The third season of The Crown is finally here, which means a new treasure trove of episodes filled with Olivia Colman, period costumes, and irresistible palace intrigue.
But did all that drama go down in real life? For example, did Prince Philip’s uncle Lord Mountbatten (played by Charles Dance) actually participate in a plan to overthrow Prime Minister Harold Wilson, as shown in episode five? While reports vary, ELLE.com spoke with Andrew Lownie, the author of The Mountbattens: Their Lives and Loves, to find out what really happened.
The Alleged Coup
Some context: By 1968, Prime Minister Harold Wilson’s government was beset with economic problems and industrial unrest, Lownie explains. “There were concerns about cuts in the armed forces, a belief that public spending needed to be reduced, and tougher laws needed against the trade unions,” he said. “There were also allegations that Wilson was a Soviet agent.

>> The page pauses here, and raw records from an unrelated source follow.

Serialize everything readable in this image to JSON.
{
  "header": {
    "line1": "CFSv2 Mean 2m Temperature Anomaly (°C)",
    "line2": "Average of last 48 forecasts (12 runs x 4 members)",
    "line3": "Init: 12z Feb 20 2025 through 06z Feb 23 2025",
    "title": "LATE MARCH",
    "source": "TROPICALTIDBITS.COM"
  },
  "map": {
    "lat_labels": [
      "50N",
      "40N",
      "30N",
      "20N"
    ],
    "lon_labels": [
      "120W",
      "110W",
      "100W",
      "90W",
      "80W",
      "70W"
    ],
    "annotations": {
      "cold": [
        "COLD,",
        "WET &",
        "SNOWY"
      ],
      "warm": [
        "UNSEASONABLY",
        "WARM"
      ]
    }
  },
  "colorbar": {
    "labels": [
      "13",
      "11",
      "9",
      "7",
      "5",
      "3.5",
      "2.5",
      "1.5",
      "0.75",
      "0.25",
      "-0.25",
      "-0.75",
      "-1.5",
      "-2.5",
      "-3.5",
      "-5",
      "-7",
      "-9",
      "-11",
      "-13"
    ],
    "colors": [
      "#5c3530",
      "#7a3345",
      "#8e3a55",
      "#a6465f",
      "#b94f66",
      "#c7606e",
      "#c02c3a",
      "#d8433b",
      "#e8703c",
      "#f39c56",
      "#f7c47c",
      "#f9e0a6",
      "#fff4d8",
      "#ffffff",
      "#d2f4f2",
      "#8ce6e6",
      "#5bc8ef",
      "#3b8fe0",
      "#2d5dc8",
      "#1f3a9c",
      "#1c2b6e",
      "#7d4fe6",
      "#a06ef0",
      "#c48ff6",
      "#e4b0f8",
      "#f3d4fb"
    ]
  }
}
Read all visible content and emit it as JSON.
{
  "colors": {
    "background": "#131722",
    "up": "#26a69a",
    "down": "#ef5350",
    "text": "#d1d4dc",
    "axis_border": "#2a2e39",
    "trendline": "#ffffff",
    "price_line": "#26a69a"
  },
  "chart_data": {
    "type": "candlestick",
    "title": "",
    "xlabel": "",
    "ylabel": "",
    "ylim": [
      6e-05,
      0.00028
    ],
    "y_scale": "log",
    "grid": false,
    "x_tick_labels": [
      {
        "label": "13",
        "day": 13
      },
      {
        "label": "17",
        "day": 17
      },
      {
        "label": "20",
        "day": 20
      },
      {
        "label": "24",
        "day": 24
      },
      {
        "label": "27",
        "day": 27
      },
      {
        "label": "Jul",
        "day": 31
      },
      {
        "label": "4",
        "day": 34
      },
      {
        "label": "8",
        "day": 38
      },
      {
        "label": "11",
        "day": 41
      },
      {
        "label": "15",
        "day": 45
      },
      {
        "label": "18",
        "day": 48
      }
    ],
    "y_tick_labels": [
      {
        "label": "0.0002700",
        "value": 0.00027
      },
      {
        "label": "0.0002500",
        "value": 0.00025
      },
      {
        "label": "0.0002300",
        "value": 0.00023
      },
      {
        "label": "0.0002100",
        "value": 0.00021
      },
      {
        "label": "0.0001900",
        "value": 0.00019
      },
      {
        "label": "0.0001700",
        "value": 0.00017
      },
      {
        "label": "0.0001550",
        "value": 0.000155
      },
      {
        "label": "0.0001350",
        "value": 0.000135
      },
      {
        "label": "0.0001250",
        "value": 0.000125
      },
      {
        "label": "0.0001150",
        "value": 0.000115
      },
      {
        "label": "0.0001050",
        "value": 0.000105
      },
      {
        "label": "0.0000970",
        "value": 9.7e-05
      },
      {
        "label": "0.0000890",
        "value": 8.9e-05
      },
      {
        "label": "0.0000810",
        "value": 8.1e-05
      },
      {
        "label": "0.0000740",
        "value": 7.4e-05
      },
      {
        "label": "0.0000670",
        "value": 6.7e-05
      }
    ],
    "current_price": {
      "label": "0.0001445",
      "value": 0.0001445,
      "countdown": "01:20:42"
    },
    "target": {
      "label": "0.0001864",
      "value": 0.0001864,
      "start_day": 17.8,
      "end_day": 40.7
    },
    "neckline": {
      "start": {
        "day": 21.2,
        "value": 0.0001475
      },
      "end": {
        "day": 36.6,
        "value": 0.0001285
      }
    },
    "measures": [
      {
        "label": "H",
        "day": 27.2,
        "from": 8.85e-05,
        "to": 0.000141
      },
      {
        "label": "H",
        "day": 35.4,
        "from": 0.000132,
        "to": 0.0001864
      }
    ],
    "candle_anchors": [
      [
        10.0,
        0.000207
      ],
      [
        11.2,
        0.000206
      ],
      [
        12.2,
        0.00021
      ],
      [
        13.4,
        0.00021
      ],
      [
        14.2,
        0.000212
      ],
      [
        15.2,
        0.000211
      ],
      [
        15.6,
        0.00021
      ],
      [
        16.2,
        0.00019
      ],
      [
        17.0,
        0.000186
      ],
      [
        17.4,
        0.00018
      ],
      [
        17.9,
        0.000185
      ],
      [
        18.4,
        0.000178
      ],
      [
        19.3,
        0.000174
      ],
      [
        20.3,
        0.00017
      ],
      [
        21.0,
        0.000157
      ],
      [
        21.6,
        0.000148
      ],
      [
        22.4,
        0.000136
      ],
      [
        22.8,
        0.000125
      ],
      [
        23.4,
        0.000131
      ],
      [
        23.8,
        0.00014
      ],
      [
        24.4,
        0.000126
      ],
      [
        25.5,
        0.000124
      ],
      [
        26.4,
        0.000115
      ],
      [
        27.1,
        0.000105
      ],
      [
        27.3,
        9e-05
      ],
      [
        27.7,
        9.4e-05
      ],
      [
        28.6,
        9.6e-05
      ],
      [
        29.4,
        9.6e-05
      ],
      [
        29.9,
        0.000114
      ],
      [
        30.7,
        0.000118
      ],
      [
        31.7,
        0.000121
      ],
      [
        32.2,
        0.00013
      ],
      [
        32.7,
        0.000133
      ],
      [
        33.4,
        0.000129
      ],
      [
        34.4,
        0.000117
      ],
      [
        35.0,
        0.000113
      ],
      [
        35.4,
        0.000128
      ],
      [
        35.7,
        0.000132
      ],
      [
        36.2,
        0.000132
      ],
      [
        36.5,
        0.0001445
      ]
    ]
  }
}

Against that backdrop, Mountbatten, who had always harbored political ambitions, was approached to act as a figurehead in a national argument by two newspapermen, Hugh Cudlipp and Cecil King.”
According to Lownie, Mountbatten claims he had one meeting with the men and told them the suggestion was rank treachery. But the truth, Lownie says, is that Mountbatten actually made suggestions for possible members of the government. “He then tried to backtrack by liaising with fellow conspirators to get their stories straight.”
But much of the correspondence between the parties involved in planning the aborted coup has disappeared from public archives, Lownie says. “The correspondence has either been lost or more likely deliberately removed from the deposits at the universities of East Anglia, Cardiff and Southampton,” he says.” The suspicion has to be that it incriminates the letter writers and others and suggests they were more heavily involved in the coup than [previously] realized.”
The Queen’s Involvement
Did the Queen actually have a role in dissuading Mountbatten, as the episode portrays? Lownie explains, “Mountbatten was loyal to the crown and would not have wished to displace the queen, so it is difficult to understand how he was lured into going so far. One suggestion is blackmail over his private life.” While some say advisors and family talked him out of involvement, Lownie says one historian, Alex von Tunzelman, has suggested it was in fact the queen.
Lord Mountbatten and Princess Alice
At the end of the episode, after the queen scolds Mountbatten, he goes to visit his sick sister, Princess Alice, and the episode alludes to the fact that the two don’t spend much time together. According to Lownie, Princess Alice was 15 years older than Mountbatten and went to live abroad with her husband while he was still a child. “He saw little of her, apart from the two years before her death when she lived at Buckingham Palace,” he said. “But he was certainly close to her son Prince Philip, whom he helped bring up after she was sent to an asylum in 1930.”